Crude Oil Higher; OPEC Points To Increasing Demand

Crude oil prices firmed Wednesday, remaining at the highest levels in more than two years, benefiting from expectations of a continuously improving fuel demand outlook.

By 9:25  AM ET (1425 GMT), U.S. crude was up 0.8% at $68.24 a barrel, after settling the previous session at its highest level since October 2018. Brent was up 0.8% at $70.84, after closing Tuesday above $70 for the first time since 2019.

U.S. Gasoline RBOB Futures were up 0.7% at $2.1860 a gallon.

The Organization of the Petroleum Exporting Countries and other top producers, including Russia, a grouping known as OPEC+, agreed late Tuesday to keep to their plan to gradually ease supply curbs through July.

The OPEC+ meeting took only 20 minutes, the shortest in the group's history, suggesting overwhelming confidence in the market's recovery.

“The market appears focused on the more constructive outlook for later this year, with OPEC+ of the view that the market will see significant stock drawdowns between September and the end of the year,” said analysts at ING, in a note.

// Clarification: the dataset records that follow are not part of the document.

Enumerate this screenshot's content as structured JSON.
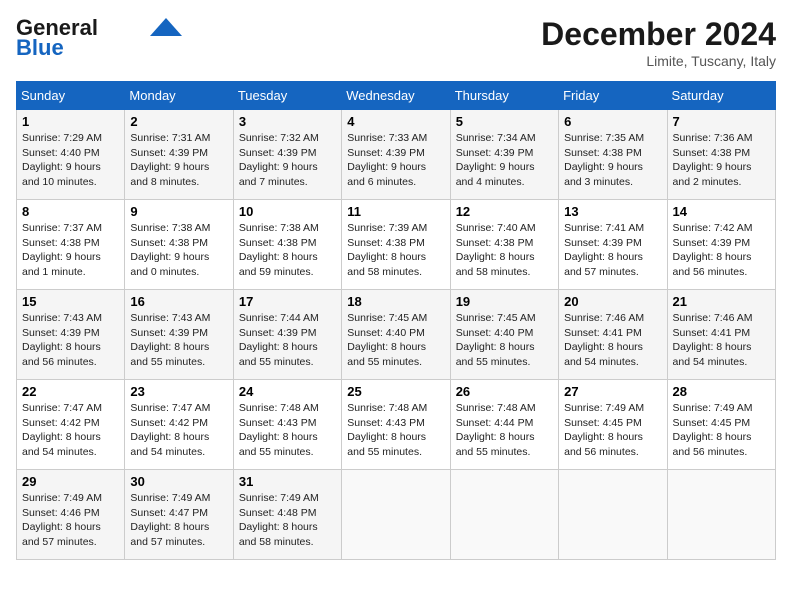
{
  "header": {
    "logo_line1": "General",
    "logo_line2": "Blue",
    "month_title": "December 2024",
    "location": "Limite, Tuscany, Italy"
  },
  "days_of_week": [
    "Sunday",
    "Monday",
    "Tuesday",
    "Wednesday",
    "Thursday",
    "Friday",
    "Saturday"
  ],
  "weeks": [
    [
      {
        "day": "1",
        "sunrise": "Sunrise: 7:29 AM",
        "sunset": "Sunset: 4:40 PM",
        "daylight": "Daylight: 9 hours and 10 minutes."
      },
      {
        "day": "2",
        "sunrise": "Sunrise: 7:31 AM",
        "sunset": "Sunset: 4:39 PM",
        "daylight": "Daylight: 9 hours and 8 minutes."
      },
      {
        "day": "3",
        "sunrise": "Sunrise: 7:32 AM",
        "sunset": "Sunset: 4:39 PM",
        "daylight": "Daylight: 9 hours and 7 minutes."
      },
      {
        "day": "4",
        "sunrise": "Sunrise: 7:33 AM",
        "sunset": "Sunset: 4:39 PM",
        "daylight": "Daylight: 9 hours and 6 minutes."
      },
      {
        "day": "5",
        "sunrise": "Sunrise: 7:34 AM",
        "sunset": "Sunset: 4:39 PM",
        "daylight": "Daylight: 9 hours and 4 minutes."
      },
      {
        "day": "6",
        "sunrise": "Sunrise: 7:35 AM",
        "sunset": "Sunset: 4:38 PM",
        "daylight": "Daylight: 9 hours and 3 minutes."
      },
      {
        "day": "7",
        "sunrise": "Sunrise: 7:36 AM",
        "sunset": "Sunset: 4:38 PM",
        "daylight": "Daylight: 9 hours and 2 minutes."
      }
    ],
    [
      {
        "day": "8",
        "sunrise": "Sunrise: 7:37 AM",
        "sunset": "Sunset: 4:38 PM",
        "daylight": "Daylight: 9 hours and 1 minute."
      },
      {
        "day": "9",
        "sunrise": "Sunrise: 7:38 AM",
        "sunset": "Sunset: 4:38 PM",
        "daylight": "Daylight: 9 hours and 0 minutes."
      },
      {
        "day": "10",
        "sunrise": "Sunrise: 7:38 AM",
        "sunset": "Sunset: 4:38 PM",
        "daylight": "Daylight: 8 hours and 59 minutes."
      },
      {
        "day": "11",
        "sunrise": "Sunrise: 7:39 AM",
        "sunset": "Sunset: 4:38 PM",
        "daylight": "Daylight: 8 hours and 58 minutes."
      },
      {
        "day": "12",
        "sunrise": "Sunrise: 7:40 AM",
        "sunset": "Sunset: 4:38 PM",
        "daylight": "Daylight: 8 hours and 58 minutes."
      },
      {
        "day": "13",
        "sunrise": "Sunrise: 7:41 AM",
        "sunset": "Sunset: 4:39 PM",
        "daylight": "Daylight: 8 hours and 57 minutes."
      },
      {
        "day": "14",
        "sunrise": "Sunrise: 7:42 AM",
        "sunset": "Sunset: 4:39 PM",
        "daylight": "Daylight: 8 hours and 56 minutes."
      }
    ],
    [
      {
        "day": "15",
        "sunrise": "Sunrise: 7:43 AM",
        "sunset": "Sunset: 4:39 PM",
        "daylight": "Daylight: 8 hours and 56 minutes."
      },
      {
        "day": "16",
        "sunrise": "Sunrise: 7:43 AM",
        "sunset": "Sunset: 4:39 PM",
        "daylight": "Daylight: 8 hours and 55 minutes."
      },
      {
        "day": "17",
        "sunrise": "Sunrise: 7:44 AM",
        "sunset": "Sunset: 4:39 PM",
        "daylight": "Daylight: 8 hours and 55 minutes."
      },
      {
        "day": "18",
        "sunrise": "Sunrise: 7:45 AM",
        "sunset": "Sunset: 4:40 PM",
        "daylight": "Daylight: 8 hours and 55 minutes."
      },
      {
        "day": "19",
        "sunrise": "Sunrise: 7:45 AM",
        "sunset": "Sunset: 4:40 PM",
        "daylight": "Daylight: 8 hours and 55 minutes."
      },
      {
        "day": "20",
        "sunrise": "Sunrise: 7:46 AM",
        "sunset": "Sunset: 4:41 PM",
        "daylight": "Daylight: 8 hours and 54 minutes."
      },
      {
        "day": "21",
        "sunrise": "Sunrise: 7:46 AM",
        "sunset": "Sunset: 4:41 PM",
        "daylight": "Daylight: 8 hours and 54 minutes."
      }
    ],
    [
      {
        "day": "22",
        "sunrise": "Sunrise: 7:47 AM",
        "sunset": "Sunset: 4:42 PM",
        "daylight": "Daylight: 8 hours and 54 minutes."
      },
      {
        "day": "23",
        "sunrise": "Sunrise: 7:47 AM",
        "sunset": "Sunset: 4:42 PM",
        "daylight": "Daylight: 8 hours and 54 minutes."
      },
      {
        "day": "24",
        "sunrise": "Sunrise: 7:48 AM",
        "sunset": "Sunset: 4:43 PM",
        "daylight": "Daylight: 8 hours and 55 minutes."
      },
      {
        "day": "25",
        "sunrise": "Sunrise: 7:48 AM",
        "sunset": "Sunset: 4:43 PM",
        "daylight": "Daylight: 8 hours and 55 minutes."
      },
      {
        "day": "26",
        "sunrise": "Sunrise: 7:48 AM",
        "sunset": "Sunset: 4:44 PM",
        "daylight": "Daylight: 8 hours and 55 minutes."
      },
      {
        "day": "27",
        "sunrise": "Sunrise: 7:49 AM",
        "sunset": "Sunset: 4:45 PM",
        "daylight": "Daylight: 8 hours and 56 minutes."
      },
      {
        "day": "28",
        "sunrise": "Sunrise: 7:49 AM",
        "sunset": "Sunset: 4:45 PM",
        "daylight": "Daylight: 8 hours and 56 minutes."
      }
    ],
    [
      {
        "day": "29",
        "sunrise": "Sunrise: 7:49 AM",
        "sunset": "Sunset: 4:46 PM",
        "daylight": "Daylight: 8 hours and 57 minutes."
      },
      {
        "day": "30",
        "sunrise": "Sunrise: 7:49 AM",
        "sunset": "Sunset: 4:47 PM",
        "daylight": "Daylight: 8 hours and 57 minutes."
      },
      {
        "day": "31",
        "sunrise": "Sunrise: 7:49 AM",
        "sunset": "Sunset: 4:48 PM",
        "daylight": "Daylight: 8 hours and 58 minutes."
      },
      null,
      null,
      null,
      null
    ]
  ]
}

Adding to the market’s confidence, the International Energy Agency said it expected global oil demand to return to pre-pandemic levels in a year, which would be quicker than many in the market are expecting.

Another factor buoying the market was the suggestion that talks to revive a 2015 nuclear accord with Iran have hit a snag, with an official from the Persian Gulf country saying a deal is now expected to be finalized in August.

This contrasts with the positive noises that were commonplace at the end of last week, and even if the individual is correct it would rule out an immediate increase in global supply.

Iran and global powers have been negotiating since April to work out steps needed to revive the 2015 nuclear accord, which could result in the Persian Gulf country restarting its crude exports.

Further on the supply side, U.S. crude oil inventories data from the American Petroleum Institute are due later in the session, with the official numbers from the U.S. Energy Information Administration due on Thursday, a day later than usual following the Memorial Day holiday at the start of the week.